The Hazzards said they met the then-owner and builder, Freddie Myers, through mutual friends. Myers offered to owner finance the home initially. Since he built it, he didn’t require an inspection, Hazzard said.
“He said we’d be wasting our money. We trusted him.”
The family settled in; eventually took out a traditional loan; and expected to enjoy their piece of the country until a storm blew through.
“The toilets bubble when it rains,” Hazzard explained.
That’s not the only problem. As they noticed more issues, the couple hired an engineer to inspect the property. That inspection revealed the roof doesn’t meet code. The stone facade is improperly installed. The plumbing, electrical, and HVAC are all wrong. The foundation is sloping incorrectly.
“That’s why our floors are rotting,” she explained.
The house the family paid $285,000 for is actually worthless. Now the family is suing the builder, Freddie Myers.
“He looked us straight in the eye and lied to us,” Hazzard claims.
That’s why the family called Collett.
Through a Count On 2 investigation, Dorchester County records revealed the only permit pulled for the property was for a barn. The county never inspected the home nor issued a Certificate of Occupancy, although the county collected property tax from the Hazzards on a $283,000 home each year since 2013. After the county reassessed the property, in 2018, they valued it at $40,000.

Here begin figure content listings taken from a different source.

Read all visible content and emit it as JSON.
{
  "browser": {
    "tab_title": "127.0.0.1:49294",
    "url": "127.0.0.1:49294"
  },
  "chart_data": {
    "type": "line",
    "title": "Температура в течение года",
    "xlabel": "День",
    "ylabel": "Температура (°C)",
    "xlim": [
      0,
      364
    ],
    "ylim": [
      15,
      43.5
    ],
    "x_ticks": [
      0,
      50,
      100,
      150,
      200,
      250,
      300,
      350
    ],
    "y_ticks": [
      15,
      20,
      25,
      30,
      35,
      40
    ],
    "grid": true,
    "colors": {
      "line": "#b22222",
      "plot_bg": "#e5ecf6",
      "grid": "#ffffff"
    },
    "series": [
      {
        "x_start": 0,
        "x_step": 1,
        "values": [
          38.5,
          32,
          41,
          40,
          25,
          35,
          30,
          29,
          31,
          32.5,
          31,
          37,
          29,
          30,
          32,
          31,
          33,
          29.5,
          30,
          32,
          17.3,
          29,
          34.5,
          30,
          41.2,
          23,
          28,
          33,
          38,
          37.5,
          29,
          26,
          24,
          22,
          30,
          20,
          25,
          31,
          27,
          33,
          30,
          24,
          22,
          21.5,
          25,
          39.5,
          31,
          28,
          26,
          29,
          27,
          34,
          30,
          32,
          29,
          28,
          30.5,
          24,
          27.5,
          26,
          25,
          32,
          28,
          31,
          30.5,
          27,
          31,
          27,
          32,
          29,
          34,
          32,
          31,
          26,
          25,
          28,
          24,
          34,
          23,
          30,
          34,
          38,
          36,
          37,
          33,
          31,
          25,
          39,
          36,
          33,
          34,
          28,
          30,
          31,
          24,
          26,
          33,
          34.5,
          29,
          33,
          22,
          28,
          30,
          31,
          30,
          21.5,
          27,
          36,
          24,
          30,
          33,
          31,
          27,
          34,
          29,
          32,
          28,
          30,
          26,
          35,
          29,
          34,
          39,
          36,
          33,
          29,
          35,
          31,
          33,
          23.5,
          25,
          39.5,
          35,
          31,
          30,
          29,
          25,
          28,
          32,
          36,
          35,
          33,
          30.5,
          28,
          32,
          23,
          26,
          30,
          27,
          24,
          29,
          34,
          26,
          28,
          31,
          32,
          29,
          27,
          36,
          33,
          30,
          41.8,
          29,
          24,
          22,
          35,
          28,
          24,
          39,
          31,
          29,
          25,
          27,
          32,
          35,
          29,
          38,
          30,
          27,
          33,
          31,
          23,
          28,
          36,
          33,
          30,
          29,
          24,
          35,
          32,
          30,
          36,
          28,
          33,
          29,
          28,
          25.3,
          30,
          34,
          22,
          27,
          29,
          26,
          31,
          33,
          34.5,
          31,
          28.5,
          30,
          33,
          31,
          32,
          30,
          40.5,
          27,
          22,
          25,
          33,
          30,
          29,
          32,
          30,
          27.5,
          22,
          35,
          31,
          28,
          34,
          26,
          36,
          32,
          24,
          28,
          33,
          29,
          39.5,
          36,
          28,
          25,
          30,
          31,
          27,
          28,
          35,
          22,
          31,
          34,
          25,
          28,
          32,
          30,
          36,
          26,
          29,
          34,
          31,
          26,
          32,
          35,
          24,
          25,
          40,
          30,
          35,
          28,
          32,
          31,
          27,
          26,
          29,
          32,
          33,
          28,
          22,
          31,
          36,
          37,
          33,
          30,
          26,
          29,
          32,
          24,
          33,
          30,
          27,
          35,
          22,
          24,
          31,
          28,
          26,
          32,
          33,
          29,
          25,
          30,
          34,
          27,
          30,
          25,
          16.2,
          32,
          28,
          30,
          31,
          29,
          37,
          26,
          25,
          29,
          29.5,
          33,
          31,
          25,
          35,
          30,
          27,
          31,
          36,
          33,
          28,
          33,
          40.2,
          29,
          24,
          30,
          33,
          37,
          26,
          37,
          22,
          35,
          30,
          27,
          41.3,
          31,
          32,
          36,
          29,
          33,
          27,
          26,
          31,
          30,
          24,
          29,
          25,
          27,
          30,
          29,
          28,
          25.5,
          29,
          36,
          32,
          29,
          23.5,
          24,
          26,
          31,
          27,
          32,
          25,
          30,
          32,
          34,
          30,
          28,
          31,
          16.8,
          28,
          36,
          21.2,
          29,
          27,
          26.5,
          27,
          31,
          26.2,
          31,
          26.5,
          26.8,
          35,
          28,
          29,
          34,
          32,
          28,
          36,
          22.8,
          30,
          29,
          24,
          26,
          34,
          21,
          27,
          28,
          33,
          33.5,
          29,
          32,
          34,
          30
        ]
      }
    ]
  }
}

The county won’t answer questions about how a home that had never been inspected was in county records and taxes were being levied on it.
A spokesperson said the county couldn’t comment because of the pending lawsuit.
But county records revealed Freddie Myers was fined and issued a Stop Work Order for building the house in 2005 while he was building the barn.
“They stopped there,” Hazzard told Rebecca Collett. “They never followed up on it.”
Closing attorney Dixon Pearce says home buyers should request a property’s history in the MLS and in county records. He says even with newly built homes, homeowners should get a quality inspection.
An inspection can reveal poor workmanship or even spot issues county or city employees miss, he explained.
Since the home was initially financed by Freddie Myers, the Hazzards say their second mortgage didn’t require a home inspection either. The loan was based on county records, we now know were wrong.
Inspectors recently condemned the home, but the family still owes $230,000.
The county refunded the years of property taxes the Hazzards had paid.
Freddie Myers’ attorney did not respond to multiple requests for comment as part of this story.
In a response to the pending lawsuit to the court, Myers denied the allegations and says, even if there were issues, the statute of limitations is up.